The Republican political consultant, who has “served as an international election observer in Europe and the Middle East,” compares Iowa’s election system with “the mess currently unfolding in Minnesota,” where “Gov. Tim Walz signed a law authorizing illegal immigrants to obtain driver’s licenses.”
Mr. Martz points out the “logical fallacy,” which he says has “effectively undermined their own arguments against voter ID.” How so? “If activists believe requiring a document to drive is reasonable,” he argues, “then their claim that requiring a document to vote is a ‘racist barrier’ collapses.”
Indeed. He notes that the idea “that certain Iowans are somehow incapable of obtaining a free state ID” is precisely the “soft bigotry of low expectations,” highlighted by President George W. Bush decades ago.
Lastly, Martz addresses the “‘voter suppression’ narrative,” which “has always had one major flaw: reality.”
Remember the hullabaloo over Georgia’s 2021 election law? Former President Sleepy Joe Biden called it “Jim Crow 2.0” and the politicians running Major League Baseball canceled the All-Star Game in Atlanta as punishment, only to see voter turnout in Georgia’s next election “more than 50% higher than in the previous midterm election of 2018.”

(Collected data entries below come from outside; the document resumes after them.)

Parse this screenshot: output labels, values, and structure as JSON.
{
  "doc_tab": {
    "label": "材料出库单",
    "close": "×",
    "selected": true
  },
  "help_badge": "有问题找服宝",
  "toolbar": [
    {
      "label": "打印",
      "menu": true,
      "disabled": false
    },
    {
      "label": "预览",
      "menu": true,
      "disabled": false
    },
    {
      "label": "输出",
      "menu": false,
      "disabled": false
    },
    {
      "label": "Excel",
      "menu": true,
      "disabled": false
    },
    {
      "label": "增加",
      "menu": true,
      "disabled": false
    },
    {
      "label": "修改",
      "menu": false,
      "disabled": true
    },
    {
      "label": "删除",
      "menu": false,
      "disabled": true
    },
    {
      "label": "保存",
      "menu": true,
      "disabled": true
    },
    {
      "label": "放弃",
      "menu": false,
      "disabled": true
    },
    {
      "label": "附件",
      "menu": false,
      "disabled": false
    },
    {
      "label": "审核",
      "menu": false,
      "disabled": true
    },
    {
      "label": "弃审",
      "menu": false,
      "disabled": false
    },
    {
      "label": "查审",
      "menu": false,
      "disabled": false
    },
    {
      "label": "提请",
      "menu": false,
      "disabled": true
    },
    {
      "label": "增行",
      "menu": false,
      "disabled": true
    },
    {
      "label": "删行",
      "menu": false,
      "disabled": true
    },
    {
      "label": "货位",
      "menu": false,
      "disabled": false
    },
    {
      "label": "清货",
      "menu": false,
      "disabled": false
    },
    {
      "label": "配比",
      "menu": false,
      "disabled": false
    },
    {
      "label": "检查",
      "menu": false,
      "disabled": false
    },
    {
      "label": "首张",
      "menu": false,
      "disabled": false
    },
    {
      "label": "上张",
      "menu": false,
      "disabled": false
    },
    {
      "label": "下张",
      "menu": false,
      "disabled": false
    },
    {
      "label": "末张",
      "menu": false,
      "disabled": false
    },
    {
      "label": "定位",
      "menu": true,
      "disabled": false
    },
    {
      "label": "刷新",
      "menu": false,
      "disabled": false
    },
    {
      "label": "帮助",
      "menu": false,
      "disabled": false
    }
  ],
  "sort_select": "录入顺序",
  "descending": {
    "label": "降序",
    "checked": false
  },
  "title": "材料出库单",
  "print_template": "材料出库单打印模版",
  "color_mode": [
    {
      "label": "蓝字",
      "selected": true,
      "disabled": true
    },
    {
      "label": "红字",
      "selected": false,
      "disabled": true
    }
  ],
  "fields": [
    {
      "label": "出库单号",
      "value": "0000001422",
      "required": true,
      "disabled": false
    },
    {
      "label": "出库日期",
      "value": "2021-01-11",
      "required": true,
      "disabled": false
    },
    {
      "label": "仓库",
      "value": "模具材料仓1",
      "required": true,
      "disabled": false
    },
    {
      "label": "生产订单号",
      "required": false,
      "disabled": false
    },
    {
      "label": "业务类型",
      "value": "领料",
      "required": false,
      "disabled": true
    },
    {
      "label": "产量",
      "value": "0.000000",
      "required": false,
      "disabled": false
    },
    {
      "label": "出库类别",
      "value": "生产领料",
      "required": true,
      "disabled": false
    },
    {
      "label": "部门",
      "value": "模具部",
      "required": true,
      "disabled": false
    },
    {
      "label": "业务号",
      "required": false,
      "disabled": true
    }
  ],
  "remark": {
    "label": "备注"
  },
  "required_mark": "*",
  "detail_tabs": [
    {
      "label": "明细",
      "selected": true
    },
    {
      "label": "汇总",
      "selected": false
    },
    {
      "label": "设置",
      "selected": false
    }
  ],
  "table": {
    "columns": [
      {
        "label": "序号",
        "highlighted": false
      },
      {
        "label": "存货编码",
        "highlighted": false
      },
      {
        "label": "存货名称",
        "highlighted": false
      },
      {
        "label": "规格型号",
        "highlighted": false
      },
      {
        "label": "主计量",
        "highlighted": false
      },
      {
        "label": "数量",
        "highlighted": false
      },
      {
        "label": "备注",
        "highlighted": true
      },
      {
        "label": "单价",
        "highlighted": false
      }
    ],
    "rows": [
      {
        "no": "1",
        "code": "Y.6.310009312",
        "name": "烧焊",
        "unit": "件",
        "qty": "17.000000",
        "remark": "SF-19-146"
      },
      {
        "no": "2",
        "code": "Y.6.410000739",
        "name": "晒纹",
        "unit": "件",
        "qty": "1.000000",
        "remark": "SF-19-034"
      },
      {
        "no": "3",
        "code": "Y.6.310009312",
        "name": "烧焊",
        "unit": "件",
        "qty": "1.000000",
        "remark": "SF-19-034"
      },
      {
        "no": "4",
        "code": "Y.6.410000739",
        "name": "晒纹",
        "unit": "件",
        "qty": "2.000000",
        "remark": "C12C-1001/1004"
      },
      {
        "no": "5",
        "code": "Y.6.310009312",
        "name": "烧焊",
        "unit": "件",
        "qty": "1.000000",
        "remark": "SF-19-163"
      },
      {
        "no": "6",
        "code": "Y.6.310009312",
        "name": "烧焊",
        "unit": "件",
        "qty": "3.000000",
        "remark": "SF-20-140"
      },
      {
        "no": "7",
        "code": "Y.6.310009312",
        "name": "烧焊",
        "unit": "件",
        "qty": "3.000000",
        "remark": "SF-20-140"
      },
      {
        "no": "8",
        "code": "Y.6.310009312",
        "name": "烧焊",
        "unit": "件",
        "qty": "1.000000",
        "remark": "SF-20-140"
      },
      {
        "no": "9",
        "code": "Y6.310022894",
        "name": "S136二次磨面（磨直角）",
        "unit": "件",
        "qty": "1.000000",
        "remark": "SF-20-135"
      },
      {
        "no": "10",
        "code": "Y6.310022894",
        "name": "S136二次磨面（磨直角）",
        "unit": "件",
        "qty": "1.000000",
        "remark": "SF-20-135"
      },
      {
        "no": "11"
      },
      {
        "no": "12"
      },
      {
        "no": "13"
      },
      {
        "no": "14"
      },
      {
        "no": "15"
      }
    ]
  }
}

Martz shares Iowa’s story, where “doomsayers predicted a collapse in participation” after passage of voter ID. “Instead, we saw the exact opposite. In 2018, the first general election with the law, Iowa saw its highest midterm turnout in decades. In 2020, we shattered records with over 1.7 million ballots cast.”
Let’s not suppress reality.
This is Common Sense. I’m Paul Jacob.